I forbear to follow up the history of this important controversy, even so far as it is contained in the documents calendared in this volume. Convocation, as is well known, were informed that their answer did not give satisfaction; and we have their second answer, still supporting their former position, but offering, in deference to the King, not to publish laws henceforth without his consent. (fn. 35) We have also three different drafts of a further compromise; (fn. 36) and we have the subtle and apologetic, but still manly and honest, letter of Bishop Gardiner, deprecating the King's displeasure for having drawn up these replies on behalf of Convocation. (fn. 37) Finally, we have the submission which the clergy were ultimately compelled to make, promising not to execute any new canons or constitutions without the King's consent, and to revise those already made. (fn. 38) The Royal supremacy had in fact been already admitted by the clergy, and it was hopeless to remonstrate with effect when now it was practically asserted.

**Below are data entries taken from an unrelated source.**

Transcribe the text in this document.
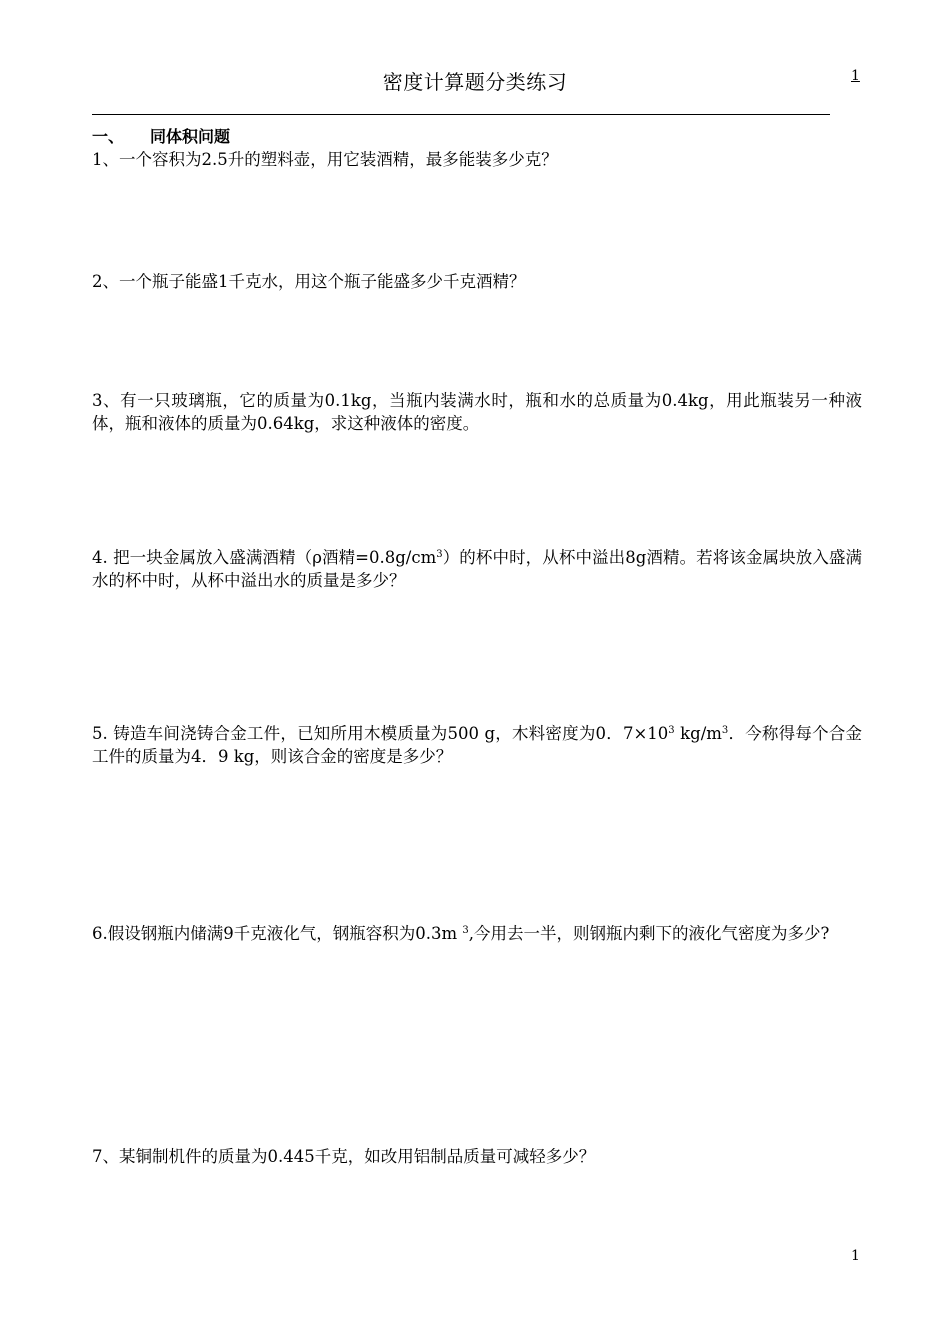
密度计算题分类练习	1
一、 同体积问题
1、一个容积为2.5升的塑料壶，用它装酒精，最多能装多少克？
2、一个瓶子能盛1千克水，用这个瓶子能盛多少千克酒精？
3、有一只玻璃瓶，它的质量为0.1kg，当瓶内装满水时，瓶和水的总质量为0.4kg，用此瓶装另一种液体，瓶和液体的质量为0.64kg，求这种液体的密度。
4. 把一块金属放入盛满酒精（ρ酒精$=0.8g/cm^3$）的杯中时，从杯中溢出8g酒精。若将该金属块放入盛满水的杯中时，从杯中溢出水的质量是多少？
5. 铸造车间浇铸合金工件，已知所用木模质量为500 g，木料密度为0．$7\times 10^3$ $kg/m^3$．今称得每个合金工件的质量为4．9 kg，则该合金的密度是多少？
6.假设钢瓶内储满9千克液化气，钢瓶容积为0.3m $^3$,今用去一半，则钢瓶内剩下的液化气密度为多少?
7、某铜制机件的质量为0.445千克，如改用铝制品质量可减轻多少？
1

It was a striking comment, however, upon these proceedings, that on the very day the clergy tendered their submission to the King at Westminster, Sir Thomas More, Lord Chancellor of England, surrendered the Great Seal into his hands. (fn. 39) A layman in fact, a churchman in mind, he had all along viewed the King's policy with dissatisfaction, and, "after long suits made to the King to be discharged of that office," (fn. 40) his resignation was at length accepted. For eight months England was without a Lord Chancellor, at least in name. There was certainly no one to fill More's place, either in point of learning, ability, or character. But a few days after More's resignation the Seal was given to Thomas Audeley, hitherto Speaker of the Commons, whom the King ordered to be called Keeper of the Great Seal, and to exercise under that designation the functions of a Lord Chancellor,the honour of knighthood being conferred upon him at the same time, as if to make up for other deficiencies. With this convenient tool, the business of the Chancery went on till, in January 1533, it was thought right to give him the name of Chancellor, in addition to the duties.

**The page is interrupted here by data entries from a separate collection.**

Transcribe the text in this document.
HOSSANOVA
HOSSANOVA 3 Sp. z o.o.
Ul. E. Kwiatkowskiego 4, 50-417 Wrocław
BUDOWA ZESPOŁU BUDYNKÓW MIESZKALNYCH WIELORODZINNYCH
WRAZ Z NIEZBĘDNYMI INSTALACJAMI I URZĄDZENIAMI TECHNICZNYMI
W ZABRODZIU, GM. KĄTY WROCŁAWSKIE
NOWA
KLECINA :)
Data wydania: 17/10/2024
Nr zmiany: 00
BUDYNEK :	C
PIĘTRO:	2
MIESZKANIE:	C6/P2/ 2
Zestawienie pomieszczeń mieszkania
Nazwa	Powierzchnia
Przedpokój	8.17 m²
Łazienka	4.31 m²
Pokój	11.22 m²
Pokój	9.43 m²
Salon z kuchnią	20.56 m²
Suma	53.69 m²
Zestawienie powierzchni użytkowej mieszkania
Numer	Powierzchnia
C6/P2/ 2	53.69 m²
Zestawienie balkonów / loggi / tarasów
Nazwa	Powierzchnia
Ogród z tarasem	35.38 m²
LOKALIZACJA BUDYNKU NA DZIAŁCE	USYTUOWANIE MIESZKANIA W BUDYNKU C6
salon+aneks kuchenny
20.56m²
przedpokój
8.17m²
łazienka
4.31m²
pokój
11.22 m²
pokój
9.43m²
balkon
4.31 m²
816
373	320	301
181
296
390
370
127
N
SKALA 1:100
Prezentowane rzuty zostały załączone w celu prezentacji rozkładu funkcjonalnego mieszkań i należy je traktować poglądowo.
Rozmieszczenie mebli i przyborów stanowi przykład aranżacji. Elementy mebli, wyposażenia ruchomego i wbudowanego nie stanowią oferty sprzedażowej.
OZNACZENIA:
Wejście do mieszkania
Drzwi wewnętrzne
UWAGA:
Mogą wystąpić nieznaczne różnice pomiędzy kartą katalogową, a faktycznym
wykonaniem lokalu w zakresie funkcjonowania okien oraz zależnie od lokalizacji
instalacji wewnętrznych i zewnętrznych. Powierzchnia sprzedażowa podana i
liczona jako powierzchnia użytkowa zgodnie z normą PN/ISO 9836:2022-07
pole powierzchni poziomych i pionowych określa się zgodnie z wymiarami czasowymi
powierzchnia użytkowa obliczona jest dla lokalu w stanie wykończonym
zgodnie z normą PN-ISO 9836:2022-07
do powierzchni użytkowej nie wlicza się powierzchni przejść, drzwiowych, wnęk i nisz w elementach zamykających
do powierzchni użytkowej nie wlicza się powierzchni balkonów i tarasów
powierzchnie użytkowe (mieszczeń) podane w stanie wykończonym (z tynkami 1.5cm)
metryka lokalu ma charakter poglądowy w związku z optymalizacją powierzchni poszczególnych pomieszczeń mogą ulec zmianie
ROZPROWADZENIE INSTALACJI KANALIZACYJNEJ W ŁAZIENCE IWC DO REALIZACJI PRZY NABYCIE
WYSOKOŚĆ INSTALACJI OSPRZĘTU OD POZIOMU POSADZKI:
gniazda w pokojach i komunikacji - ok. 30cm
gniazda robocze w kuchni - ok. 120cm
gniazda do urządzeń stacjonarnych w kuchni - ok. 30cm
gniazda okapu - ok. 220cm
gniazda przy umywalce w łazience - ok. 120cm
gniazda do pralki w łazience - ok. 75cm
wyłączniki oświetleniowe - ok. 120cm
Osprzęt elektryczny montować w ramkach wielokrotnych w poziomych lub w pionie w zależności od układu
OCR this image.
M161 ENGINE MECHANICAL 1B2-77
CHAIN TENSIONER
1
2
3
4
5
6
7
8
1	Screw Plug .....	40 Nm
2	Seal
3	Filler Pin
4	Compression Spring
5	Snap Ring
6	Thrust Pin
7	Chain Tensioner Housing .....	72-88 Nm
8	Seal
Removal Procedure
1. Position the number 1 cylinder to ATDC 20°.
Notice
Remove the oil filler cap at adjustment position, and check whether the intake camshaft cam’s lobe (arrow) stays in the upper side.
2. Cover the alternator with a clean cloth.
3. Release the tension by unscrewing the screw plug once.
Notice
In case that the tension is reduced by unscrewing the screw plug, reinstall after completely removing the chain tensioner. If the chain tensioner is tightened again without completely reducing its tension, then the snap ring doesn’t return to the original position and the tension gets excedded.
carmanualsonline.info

The well-known story of Friar Peto rebuking the King in a sermon at Greenwich, for his conduct in putting away Katharine, and of the rebuke being afterwards reiterated by Father Elston, in opposition to a preacher on the King's side, is commonly attributed to the year 1533; and, in accordance with this date, Stowe speaks of the rebuke as having reference to the marriage with Anne Boleyn. But the incident is related in a letter of Chapuys, which is very precisely dated in April 1532. (fn. 41) It was on Easter Sunday in that year that Peto preached the sermon which first gave the King offence; and the results of the incident are alluded to in several other letters in this volume. (fn. 42) The friars of Greenwich, for the most part, were eager for an opportunity of vindicating what their warden and provincial had already said; but there were others among them, of whom the chief was Father Lawrence, not unwilling to obtain favour at court by corresponding with Cromwell and the King, and betraying their brethren. (fn. 43)

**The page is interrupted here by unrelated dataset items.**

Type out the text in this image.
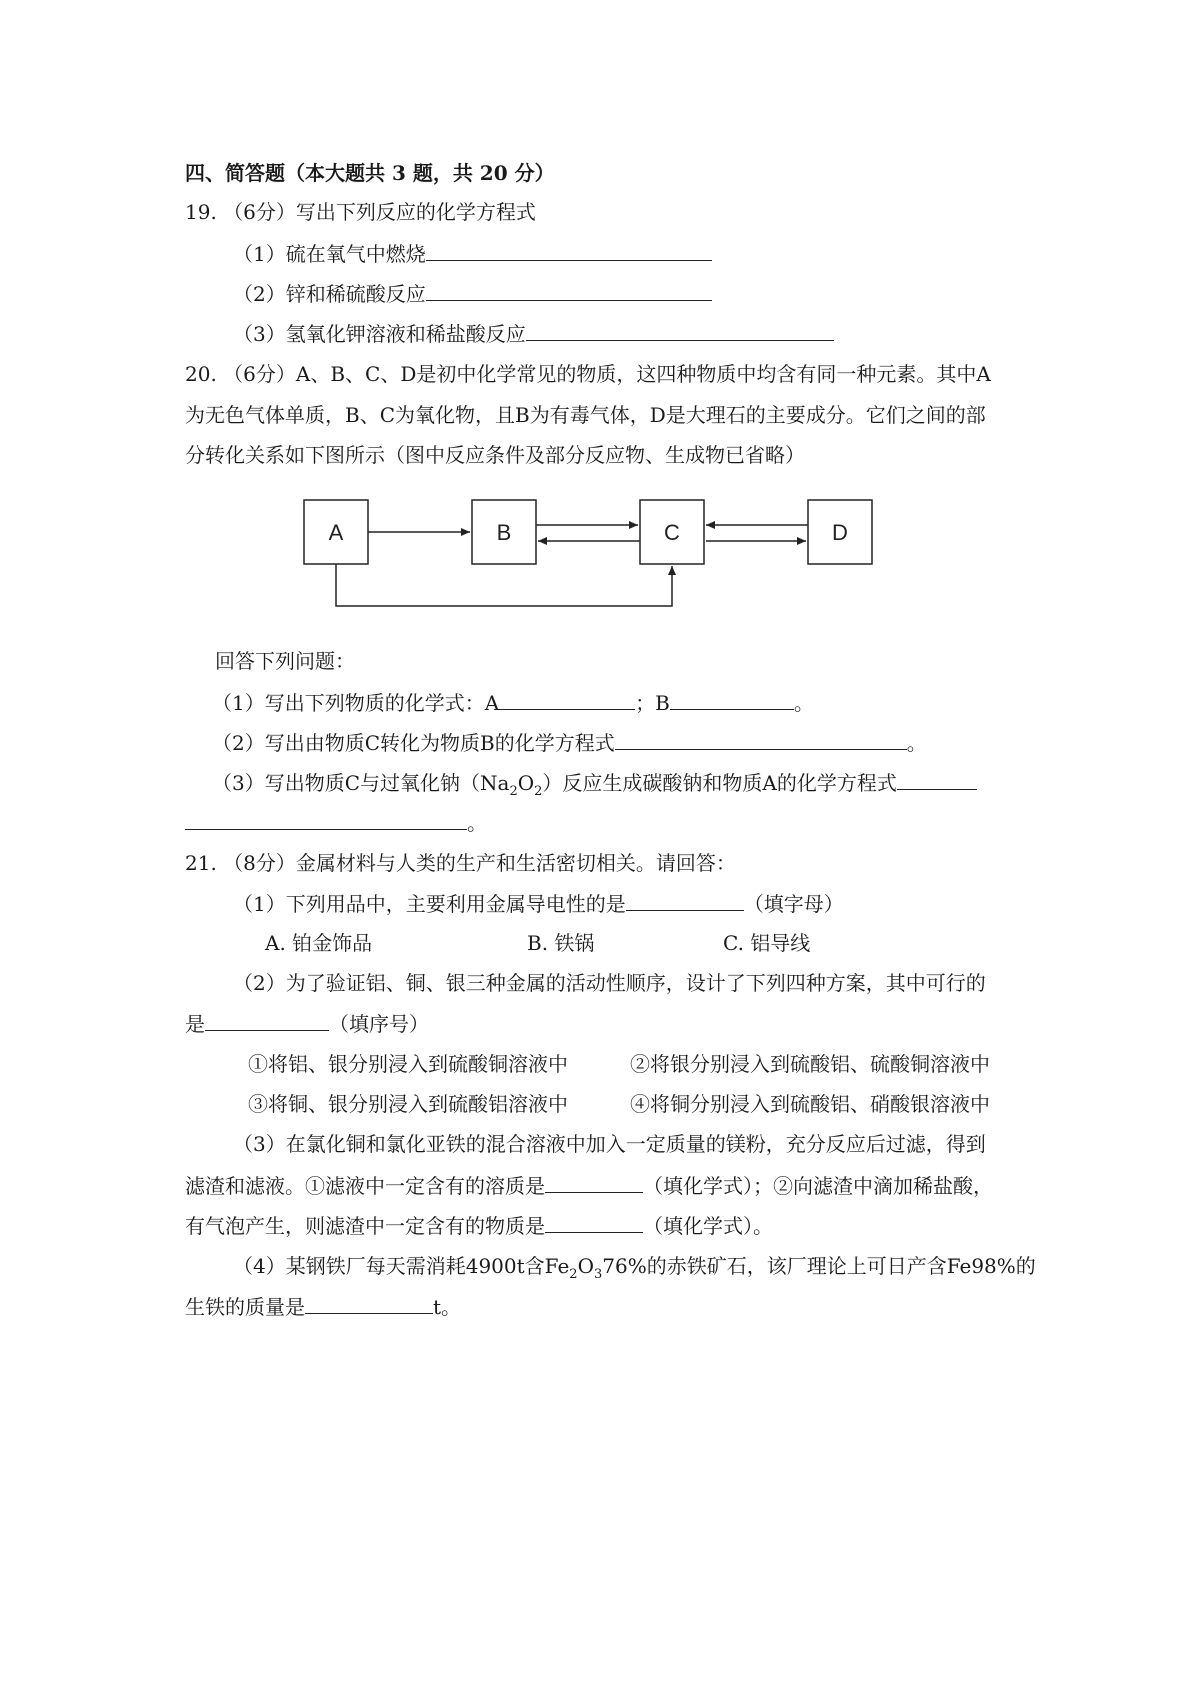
四、简答题（本大题共 3 题，共 20 分）
19. （6分）写出下列反应的化学方程式
（1）硫在氧气中燃烧
（2）锌和稀硫酸反应
（3）氢氧化钾溶液和稀盐酸反应
20. （6分）A、B、C、D是初中化学常见的物质，这四种物质中均含有同一种元素。其中A
为无色气体单质，B、C为氧化物，且B为有毒气体，D是大理石的主要成分。它们之间的部
分转化关系如下图所示（图中反应条件及部分反应物、生成物已省略）
A	B	C	D
回答下列问题：
（1）写出下列物质的化学式：A	；B	。
（2）写出由物质C转化为物质B的化学方程式	。
（3）写出物质C与过氧化钠$(Na_2O_2)$反应生成碳酸钠和物质A的化学方程式
。
21. （8分）金属材料与人类的生产和生活密切相关。请回答：
（1）下列用品中，主要利用金属导电性的是	（填字母）
A. 铂金饰品	B. 铁锅	C. 铝导线
（2）为了验证铝、铜、银三种金属的活动性顺序，设计了下列四种方案，其中可行的
是	（填序号）
①将铝、银分别浸入到硫酸铜溶液中	②将银分别浸入到硫酸铝、硫酸铜溶液中
③将铜、银分别浸入到硫酸铝溶液中	④将铜分别浸入到硫酸铝、硝酸银溶液中
（3）在氯化铜和氯化亚铁的混合溶液中加入一定质量的镁粉，充分反应后过滤，得到
滤渣和滤液。①滤液中一定含有的溶质是	（填化学式）；②向滤渣中滴加稀盐酸，
有气泡产生，则滤渣中一定含有的物质是	（填化学式）。
（4）某钢铁厂每天需消耗4900t含$Fe_2O_376\%$的赤铁矿石，该厂理论上可日产含Fe98%的
生铁的质量是	t。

The people, however, and especially the weaker sex, took up the cause of the Queen no less strenuously than the friars. In July Henry had gone northwards on a hunting tour, when he suddenly turned back; and though other explanations were put forward, it seemed on the whole most likely that he was daunted by some displays of popular feeling for which he had not been prepared. In two or three places through which he passed the people urged upon him to take back the Queen, and the women insulted Anne Boleyn as she rode along with him. (fn. 44) At Yarmouth, about the same time, as we find by a commission of oyer and terminer issued immediately after, an unlawful assembly of women took place, "which it was thought could not have been held without the connivance of their husbands." (fn. 45) The indignation must indeed have been strong which could thus have broken through all the ordinary restraints of society to denounce injustice and oppression. Some small indications of it, indeed, found their way even into the King's palace, and serious inquiries were set on foot whether trivial expressions were not pregnant with deep political meaning. One of the court fools, it seems, had been taught a particular trick of falling off his horse backward for the amusement of spectators; and even he, it was said, would remark on some of these occasions that the King, too, would have a fall shortly. The saying was bruited abroad in the City, and the Prior of the Crutched Friars took notice of it as an encouragement to his brethren to stand firm and true to their religion. Days of trial, he said, were evidently at hand; it was already whispered that, owing to the opposition he had met with, the King was going to pull down certain religious houses; and if he did, he would deserve to be called, not Defensor, but Destructor Fidei. (fn. 46)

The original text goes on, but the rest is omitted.